Las condiciones laborales presentan, además, una elevada heterogeneidad. El 48,11% dispone de un contrato fijo y el 26,64% ocupa una plaza interina. A ello se suman diferencias retributivas entre comunidades autónomas que pueden alcanzar los 500 euros mensuales para profesionales con funciones equivalentes, así como jornadas semanales que oscilan entre las 35 y las 37,5 horas.

El riesgo de pérdida de profesionales no se limita a las jubilaciones. Si sus circunstancias personales se lo permitieran, el 38,09% dejaría la profesión en los próximos doce meses y otro 2,59% lo haría de manera inmediata. Entre quienes se plantean abandonar, los principales motivos son el bajo salario, señalado por el 57,65%; la percepción de pertenecer a una profesión poco valorada, con el 49,35%; y la sobrecarga física, con el 45,2%.

El impacto de estas condiciones también se refleja en la salud física y mental del colectivo. El 90,7% manifiesta cansancio o falta de energía al menos varios días a la semana y el 74,9% presenta problemas de sueño con esa misma frecuencia. Además, el 37% de las TCAE presenta sintomatología compatible con depresión, frente al 30% observado entre profesionales de medicina y enfermería en la encuesta europea MeND de la Organización Mundial de la Salud, y el 24,38% presenta síntomas de ansiedad moderada o grave.
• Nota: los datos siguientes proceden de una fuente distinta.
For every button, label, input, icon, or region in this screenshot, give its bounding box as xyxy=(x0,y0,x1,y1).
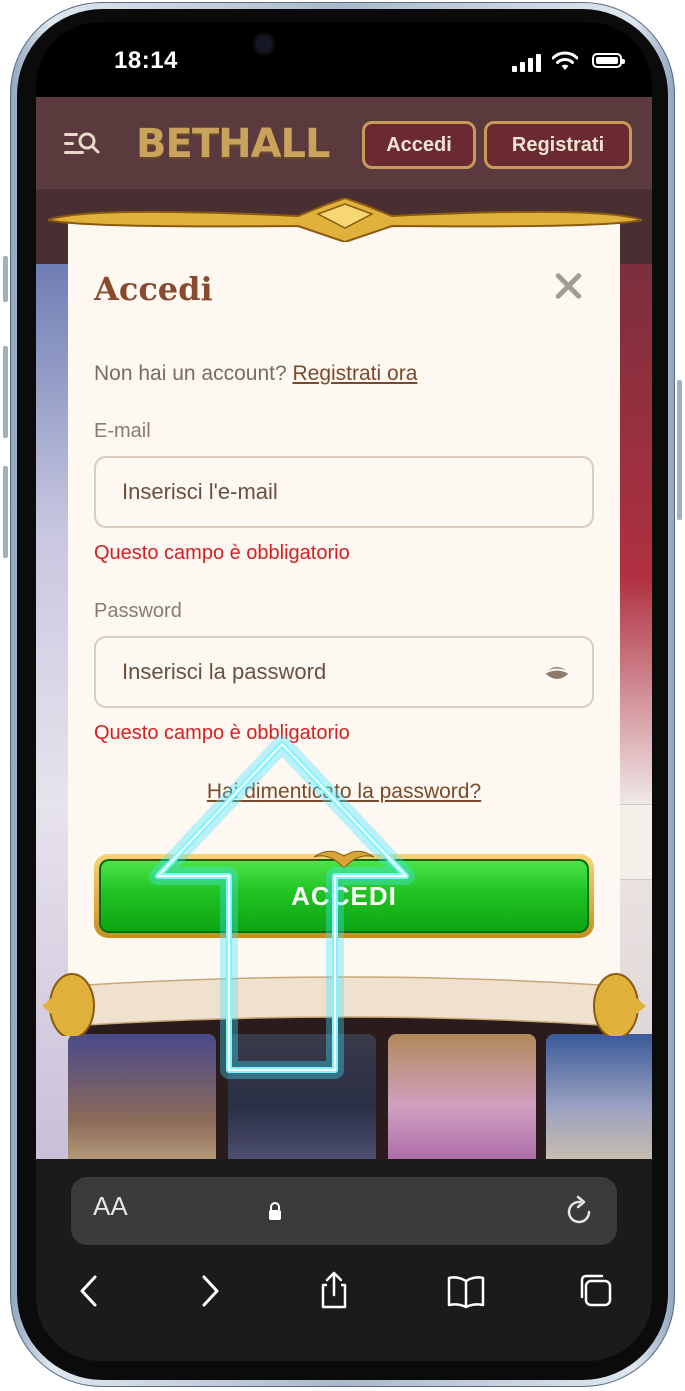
game-tile[interactable] xyxy=(228,1034,376,1179)
side-button xyxy=(3,256,8,302)
back-icon[interactable] xyxy=(70,1271,110,1311)
button-ornament-icon xyxy=(314,850,374,868)
close-icon[interactable] xyxy=(550,268,586,304)
tabs-icon[interactable] xyxy=(576,1271,616,1311)
header-login-button[interactable]: Accedi xyxy=(362,121,476,169)
eye-icon[interactable] xyxy=(544,664,570,682)
password-error: Questo campo è obbligatorio xyxy=(94,722,350,744)
status-time: 18:14 xyxy=(114,47,178,74)
register-now-link[interactable]: Registrati ora xyxy=(292,362,417,385)
site-logo[interactable]: BETHALL xyxy=(136,121,331,167)
camera-icon xyxy=(256,36,272,52)
signal-icon xyxy=(512,52,544,72)
side-button xyxy=(677,380,682,520)
password-placeholder: Inserisci la password xyxy=(122,659,327,684)
reload-icon[interactable] xyxy=(565,1195,595,1227)
password-label: Password xyxy=(94,600,182,622)
email-label: E-mail xyxy=(94,420,151,442)
bookmarks-icon[interactable] xyxy=(446,1271,486,1311)
no-account-row: Non hai un account? Registrati ora xyxy=(94,362,417,386)
forgot-password-link[interactable]: Hai dimenticato la password? xyxy=(68,780,620,804)
modal-title: Accedi xyxy=(94,270,213,308)
game-tile[interactable] xyxy=(388,1034,536,1179)
wifi-icon xyxy=(552,51,578,70)
email-error: Questo campo è obbligatorio xyxy=(94,542,350,564)
status-bar: 18:14 xyxy=(36,22,652,97)
address-bar[interactable]: AA xyxy=(71,1177,617,1245)
no-account-text: Non hai un account? xyxy=(94,362,287,385)
lock-icon xyxy=(269,1202,281,1220)
notch xyxy=(230,22,458,76)
login-submit-label: ACCEDI xyxy=(99,859,589,933)
forward-icon[interactable] xyxy=(189,1271,229,1311)
game-tile[interactable] xyxy=(68,1034,216,1179)
email-field[interactable]: Inserisci l'e-mail xyxy=(94,456,594,528)
side-button xyxy=(3,466,8,558)
menu-search-icon[interactable] xyxy=(64,131,100,157)
site-header: BETHALL Accedi Registrati xyxy=(36,97,652,189)
top-ornament-icon xyxy=(48,198,642,242)
game-tile[interactable] xyxy=(546,1034,652,1179)
battery-icon xyxy=(592,53,625,68)
login-modal: Accedi Non hai un account? Registrati or… xyxy=(68,222,620,1012)
text-size-button[interactable]: AA xyxy=(93,1191,128,1222)
scroll-bottom-ornament xyxy=(42,973,646,1036)
header-register-button[interactable]: Registrati xyxy=(484,121,632,169)
side-button xyxy=(3,346,8,438)
safari-toolbar: AA xyxy=(36,1159,652,1361)
screen: 18:14 BETHALL Accedi Registrati Accedi N… xyxy=(36,22,652,1361)
email-placeholder: Inserisci l'e-mail xyxy=(122,479,278,504)
background-nav-strip xyxy=(618,804,652,880)
status-icons xyxy=(512,51,625,72)
share-icon[interactable] xyxy=(314,1271,354,1311)
password-field[interactable]: Inserisci la password xyxy=(94,636,594,708)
En el ámbito sociosanitario, prácticamente la mitad de las profesionales presenta un nivel bajo de bienestar mental.

Los resultados apuntan también a la necesidad de actualizar la formación y adecuar las competencias a la realidad asistencial. El título de TCAE tiene una duración de 1.400 horas, frente a las 2.000 que caracterizan con carácter general a los ciclos formativos de grado medio, y es el único perfil de la familia sanitaria que mantiene una titulación de duración reducida respecto al modelo vigente. El reconocimiento de las competencias es la principal prioridad para el 60,44% de las participantes, seguida de la adecuación de las cargas de trabajo y las plantillas, con el 52,67%, y del desarrollo de una carrera profesional específica, con el 43,22%.

El informe proporciona una base de conocimiento para orientar la planificación de los recursos humanos y las políticas dirigidas al colectivo. Entre sus recomendaciones figuran mejorar los sistemas de información, adecuar las plantillas, actualizar la formación, reforzar el reconocimiento profesional, atender al bienestar emocional y anticipar el relevo generacional.